I am taking a Coursera class on recommender systems right now. It is excellent, just the right blend of mathematics and practice. Exposure to the content of the class motivated this post.
In case you aren’t familiar with them, recommender systems are computing systems which make recommendations to the users of an application. You’ve surely encountered them in your day to day internet travels. Amazon leverages recommender technologies to suggest additional items for viewing. Netflix is a giant recommender system. Pandora, Spotify, Hotwire: all companies which make recommendations to their users with the help of fairly sophisticated algorithms.
Ostensibly, recommender systems are designed to reduce two negative effects associated with large quantities of information: Information Overload and the Paradox of Choice. The Paradox of Choice states that as individuals are given more options for a choice, they become less satisfied with their decision. Information Overload hypothesizes that as more, and more rapidly changing, information becomes available, individuals are overwhelmed by the new information and are no longer able to rely on the old to make decisions. Predictive accuracy falls and the quality of an individual’s decisions deteriorates.
At first glance recommender systems would seem to be designed to prevent these kinds of malfunction. A recommender system reduces our range of options to a more manageable size. Rather than having to consider 100 movies, I can now only consider the top 5 recommended options. Or instead of searching through hundreds of cameras in preparation for a purchase on Amazon, I can refer to only the most recommended. This would seem to be an improvement.
I’m wondering, however, if at some point recommender systems begin to contribute to the paradox of choice and information overload, when they are actually designed to reduce those two effects. While it may be the case that these systems reduce overload and dissatisfied decision making theoretically and in the math, it may not be the case practically and in how the results of a recommendation system are presented to the user of a service, that is, in the user interface.
Consider a site selling products that only allows me to browse items by hierarchy or list without recommendations. One item does not lead to another. Instead, I have to review an item, backtrack, consider my next option, review it, backtrack, consider my next option, and so on. In a sense, the items are discrete units. I can only consider one at a time, with a distinct break between it and my consideration of the next item.
A site like Amazon, however, recommends many items from any single item so that every item is linked to every other in a network with many edges rather than in a tree like hierarchy. In a sense, the items are no longer discrete. In reviewing one item, I am immediately presented with related items for consideration, and it is a single click to get to one of those recommendations, and another, and another, ad infinitum. Or consider how Netflix presents its list of recommendations: essentially a huge matrix of movies from which I need to choose just one to view, which then shows related movies, hardly narrowing my range of choices.
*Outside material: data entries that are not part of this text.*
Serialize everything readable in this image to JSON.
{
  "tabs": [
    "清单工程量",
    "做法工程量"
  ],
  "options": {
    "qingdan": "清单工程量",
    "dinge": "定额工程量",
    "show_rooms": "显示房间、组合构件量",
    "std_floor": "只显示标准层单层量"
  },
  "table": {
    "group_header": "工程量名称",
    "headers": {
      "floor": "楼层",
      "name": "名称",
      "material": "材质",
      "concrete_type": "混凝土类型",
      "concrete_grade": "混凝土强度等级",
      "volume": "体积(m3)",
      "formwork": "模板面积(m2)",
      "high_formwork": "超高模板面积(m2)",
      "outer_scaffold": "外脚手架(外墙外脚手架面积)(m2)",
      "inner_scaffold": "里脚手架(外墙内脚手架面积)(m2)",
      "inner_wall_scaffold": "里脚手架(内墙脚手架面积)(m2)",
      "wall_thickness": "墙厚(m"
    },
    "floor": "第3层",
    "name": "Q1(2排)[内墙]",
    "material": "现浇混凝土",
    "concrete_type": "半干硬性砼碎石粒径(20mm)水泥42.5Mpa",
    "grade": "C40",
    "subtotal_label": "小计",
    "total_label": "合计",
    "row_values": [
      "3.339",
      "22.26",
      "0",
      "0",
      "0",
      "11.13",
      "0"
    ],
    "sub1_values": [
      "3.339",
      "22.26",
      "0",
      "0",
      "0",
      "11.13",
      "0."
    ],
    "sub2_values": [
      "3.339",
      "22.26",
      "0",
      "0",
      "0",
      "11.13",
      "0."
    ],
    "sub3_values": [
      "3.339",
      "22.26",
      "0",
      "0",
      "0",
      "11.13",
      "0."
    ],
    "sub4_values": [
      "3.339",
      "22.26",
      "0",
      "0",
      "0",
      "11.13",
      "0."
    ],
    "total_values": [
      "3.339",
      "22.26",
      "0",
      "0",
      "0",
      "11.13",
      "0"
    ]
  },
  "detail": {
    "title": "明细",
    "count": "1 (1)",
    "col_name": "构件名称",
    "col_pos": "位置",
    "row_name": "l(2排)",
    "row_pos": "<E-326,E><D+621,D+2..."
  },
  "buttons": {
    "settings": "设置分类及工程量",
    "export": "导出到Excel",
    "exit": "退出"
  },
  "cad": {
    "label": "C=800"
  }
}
I suspect that many of us have had the experience of browsing Amazon far too long trying to decide which widget to purchase, overwhelmed by the number of options, the reviews, and the possibility of a better deal just one more click away, or paralyzed by the unending list of Netflix recommendations, finally having to settle on a film that you hope is good enough but about which you’re still not quite sure.
My hypothesis is that, within the context of their user interfaces, recommender systems actually contribute to information overload and the paradox of choice rather than reduce those negative effects, which they were originally designed to do. Because of the way contemporary applications present the information returned by recommender systems, and because the recommendation algorithm is run again and again for each newly viewed item, generating an infinitely traversable network of items, recommender systems actually deliver users more choices more quickly than if users were forced to browse items one by one without recommendations.
Is this true, and if so, are there any solutions? So far the Recommender Systems class has not addressed this issue.